Numa perspetiva mais académica, as várias correntes de pensamento mostram não apenas a inquietude face aos problemas reais, mas, também, a amplitude e diversidade do movimento que está em curso: a bioeconomia (1) de Nicholas Georgescu-Roegen, a ecosocioeconomia (2) de William Kapp, o ecodesenvolvimento (3) de Ignacy Sachs, a economia ecológica ou ecoeconomia (4) de Herman Daly e a economia da terra (5) de Lester Brown. Algumas publicações tiveram um forte impacto nos meios académicos e ambientalistas, como, por exemplo, The economics of the common spaceship earth de Kenneth Boulding (1966), On economics as a life science de Herman Daly (1968), The entropy law and the economic process de Nicholas Georgescu-Roegen (1971), e Environment, power and society de Howard Odum (1971). No centro destas correntes de pensamento, com origens muito diversas, está a necessidade epistémica, metodológica e instrumental de analisar o sistema económico apoiado em conceitos e ferramentas biofísicas e ecológicas. Esta linha bioeconómica dos anos setenta, mais pessimista e radical, pois recomendava o decrescimento económico dos países mais ricos, foi inspirada nos trabalhos do economista Nicholas Georgescu-Roegen e veio a desembocar nos anos oitenta (1988) na criação da International Society for Ecological Economics (ISEE) e da revista Ecological Economics em 1989.

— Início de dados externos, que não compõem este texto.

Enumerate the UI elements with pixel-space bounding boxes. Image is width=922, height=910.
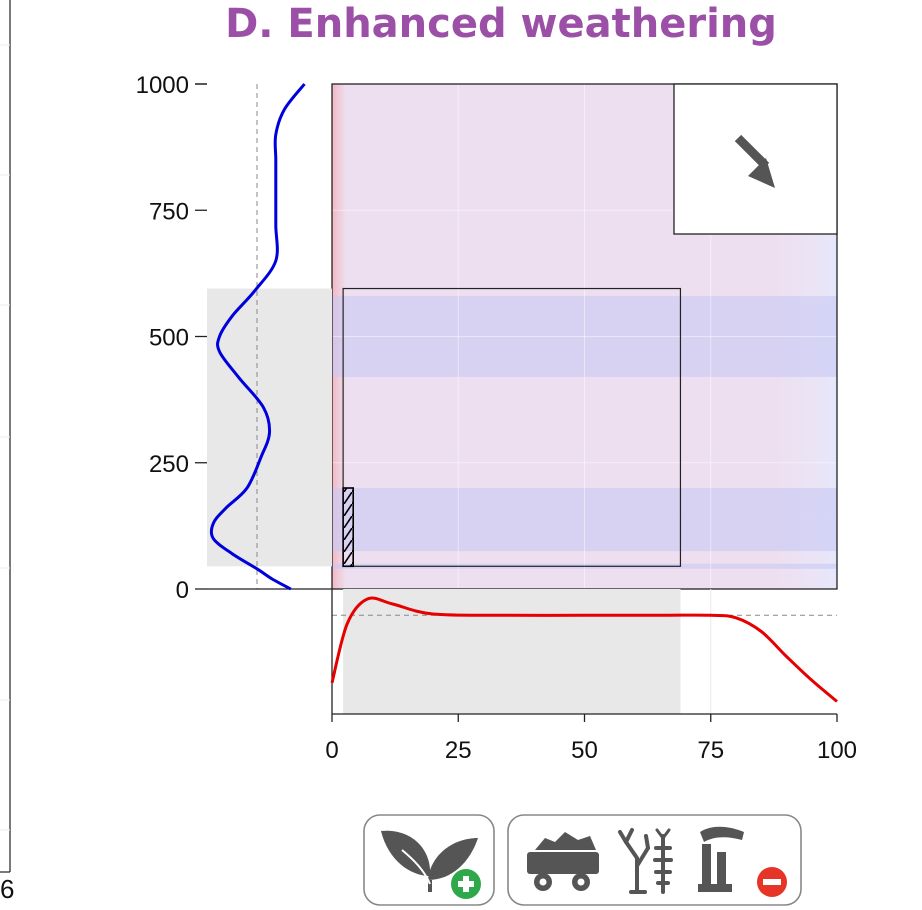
coal-cart-icon bbox=[527, 832, 599, 891]
inset-legend bbox=[673, 83, 838, 235]
y-tick-label: 250 bbox=[149, 451, 189, 478]
bottom-marginal-shade bbox=[343, 589, 681, 714]
icon-group-negative bbox=[507, 814, 802, 906]
chart-title: D. Enhanced weathering bbox=[225, 1, 777, 47]
dead-tree-fish-icon bbox=[618, 828, 673, 894]
left-neighbor-panel-edge bbox=[0, 0, 11, 873]
y-tick-label: 750 bbox=[149, 198, 189, 225]
minus-icon bbox=[757, 867, 787, 897]
x-tick-label: 25 bbox=[445, 737, 472, 764]
range-box bbox=[342, 287, 682, 567]
x-tick-label: 75 bbox=[697, 737, 724, 764]
y-tick-label: 1000 bbox=[136, 72, 189, 99]
heatmap-panel bbox=[331, 83, 838, 590]
hatched-range-box bbox=[342, 487, 354, 568]
plant-leaves-icon bbox=[381, 830, 478, 892]
icon-group-positive bbox=[363, 814, 495, 906]
x-tick-label: 50 bbox=[571, 737, 598, 764]
heatmap-band bbox=[332, 488, 837, 516]
heatmap-band bbox=[332, 296, 837, 377]
plus-icon bbox=[451, 869, 481, 899]
y-tick-label: 500 bbox=[149, 325, 189, 352]
y-tick-label: 0 bbox=[176, 577, 189, 604]
heatmap-band bbox=[332, 515, 837, 552]
bottom-marginal-curve bbox=[330, 596, 838, 703]
left-marginal-curve bbox=[209, 83, 306, 591]
factory-icon bbox=[698, 826, 744, 892]
partial-tick-label: 6 bbox=[0, 874, 15, 904]
x-tick-label: 100 bbox=[817, 737, 857, 764]
arrow-down-right-icon bbox=[734, 134, 775, 188]
left-marginal-panel bbox=[195, 83, 332, 591]
bottom-marginal-panel bbox=[330, 589, 838, 715]
x-tick-label: 0 bbox=[325, 737, 338, 764]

A economia ecológica não rejeita, porém, os conceitos e instrumentos da economia convencional e da ecologia convencional, utiliza-os frequentemente de forma articulada, o que faz com que esta nova disciplina seja ainda um campo muito heterogéneo dentro de seu propósito geral de integração transdisciplinar. Apesar da sua heterogeneidade e juventude, esta disciplina transdisciplinar ou pós-disciplinar já consolidou alguns pressupostos fundamentais:

  • Para compreender o sistema económico e as suas relações com o meio ambiente é fundamental perceber os fluxos e balanços de materiais e energia que trocam entre si, no quadro dos princípios e leis da termodinâmica: lei da conservação (1ª lei) e lei da entropia (2ª lei);
  • As relações entre o sistema económico e o sistema ecológico são baseadas nos princípios da estabilidade e da sustentabilidade, em particular, a capacidade do ambiente em oferecer recursos naturais para o funcionamento do sistema económico e em absorver os seus resíduos, isto é, determinando em que medida as restrições ambientais podem ou não constituir limites efetivos ao crescimento económico;
  • As relações entre o sistema económico e o sistema ecológico devem respeitar o princípio da equidade intergeracional, isto é, não podemos exportar os prejuízos desta geração e socializá-los à custa das próximas gerações; deste ponto de vista, a velha solução convencional e neoclássica de internalizar as externalidades negativas não é suficiente nem convincente.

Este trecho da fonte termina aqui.